WEEKLY ADVISER: A Twelve-Step Program for Succession Planning

Our latest contest for the temporary presidency of Schmidlap National Bank asked how banks should plan for the retirement of board members and top officers.

John G. Greer, president and chief executive at New Richmond National Bank in New Richmond, Ohio, said he believes "the institution is more important than the individual.

"I am a 41-year-old CEO. Our bank has a succession plan. Why? Because it's the right thing to do!"

Richard M. Bell, president and CEO of First National Bank of Three Rivers (Mich.), said his bank recently adopted a policy that requires directors to retire from boards within two years of retiring from their jobs or at age 70, whichever occurs first.

The bank also requires directors to submit their resignations for consideration if they no longer represent the company or occupation they represented when first appointed to the board or they move outside the bank's primary market area.

Mr. Bell's bank also has documents that name an acting CEO in case the current officeholder dies, falls ill, or resigns.

Our winner, though, is Robert W. Klockers, president and CEO of VASA Group of Middleton, Wis.

Before joining this consulting group he was a community banker in Kansas and vice president of the graduate school of banking in Madison, Wis.

Mr.
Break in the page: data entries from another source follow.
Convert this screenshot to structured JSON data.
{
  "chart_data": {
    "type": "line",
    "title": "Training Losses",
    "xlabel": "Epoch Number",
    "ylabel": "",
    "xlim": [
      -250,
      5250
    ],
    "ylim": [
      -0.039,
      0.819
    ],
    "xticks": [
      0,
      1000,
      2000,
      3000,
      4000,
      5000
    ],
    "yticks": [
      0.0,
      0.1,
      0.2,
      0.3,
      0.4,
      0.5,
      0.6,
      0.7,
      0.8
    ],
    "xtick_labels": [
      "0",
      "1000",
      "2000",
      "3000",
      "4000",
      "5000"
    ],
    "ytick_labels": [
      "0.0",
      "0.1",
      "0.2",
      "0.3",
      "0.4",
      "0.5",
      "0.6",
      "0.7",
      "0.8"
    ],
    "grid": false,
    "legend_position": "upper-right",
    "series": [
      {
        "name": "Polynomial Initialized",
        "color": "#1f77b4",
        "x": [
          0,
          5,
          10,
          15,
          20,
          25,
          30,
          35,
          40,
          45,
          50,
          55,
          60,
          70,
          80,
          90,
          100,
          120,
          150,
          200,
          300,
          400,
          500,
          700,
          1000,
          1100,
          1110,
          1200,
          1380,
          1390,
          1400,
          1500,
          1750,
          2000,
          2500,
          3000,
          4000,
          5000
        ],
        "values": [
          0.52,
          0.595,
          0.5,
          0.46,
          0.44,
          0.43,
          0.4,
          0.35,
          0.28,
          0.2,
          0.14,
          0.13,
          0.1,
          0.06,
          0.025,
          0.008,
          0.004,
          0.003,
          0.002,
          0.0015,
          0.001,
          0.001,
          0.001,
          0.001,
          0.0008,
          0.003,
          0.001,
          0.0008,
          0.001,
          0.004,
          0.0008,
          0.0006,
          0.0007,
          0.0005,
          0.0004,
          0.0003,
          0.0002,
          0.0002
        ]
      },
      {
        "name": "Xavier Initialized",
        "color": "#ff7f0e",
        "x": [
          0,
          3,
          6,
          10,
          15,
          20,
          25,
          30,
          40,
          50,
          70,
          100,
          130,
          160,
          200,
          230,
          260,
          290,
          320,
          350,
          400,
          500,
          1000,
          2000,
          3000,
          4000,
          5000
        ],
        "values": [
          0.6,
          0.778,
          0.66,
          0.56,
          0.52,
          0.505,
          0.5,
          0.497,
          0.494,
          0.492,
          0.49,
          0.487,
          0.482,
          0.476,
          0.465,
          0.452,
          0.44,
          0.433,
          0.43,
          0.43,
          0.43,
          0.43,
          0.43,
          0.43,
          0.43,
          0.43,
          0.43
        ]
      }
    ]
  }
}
Klockers writes that the problem of succession is especially difficult in family-owned banks, where it's not uncommon to see officers and directors well into their 70s. To overcome the ticklish problem of pushing aside older directors, he suggests naming these people emeritus directors and keeping their director fees unchanged.

What makes him the winner is a schedule he sent in showing his "12 Tasks in Succession Planning." While these are geared to family-owned banks, many apply to all banks.

Mr. Klockers 12 tasks are:

1. Continuing family ownership.

2. Talking openly about death, inheritance, favored siblings, and other topics that are usually avoided.

3. Getting management commitment.

4. Involving other major stakeholders.

5. Reaching consensus on key issues. This may involve a family council in closely held banks.

6. Developing a vision and assigning roles. ("This may bring up a conflict between some people's vision of what they want to do and the skills they have.")

7. Choosing and training a new leader.

8. Building authority in this new leader.

9. Estate planning.

10. Understanding the rights, roles, and responsibilities of ownership and management.

11. Informing important stakeholders, such as community leaders, government officials, and business executives.

12. Developing a contingency succession plan for a worst-case scenario that might upset the plan in place."

"Succession planning is a process, not an event," Mr. Klockers says. Mr. Nadler, an American Banker contributing editor, is a professor of finance at Rutgers University Graduate School of Management.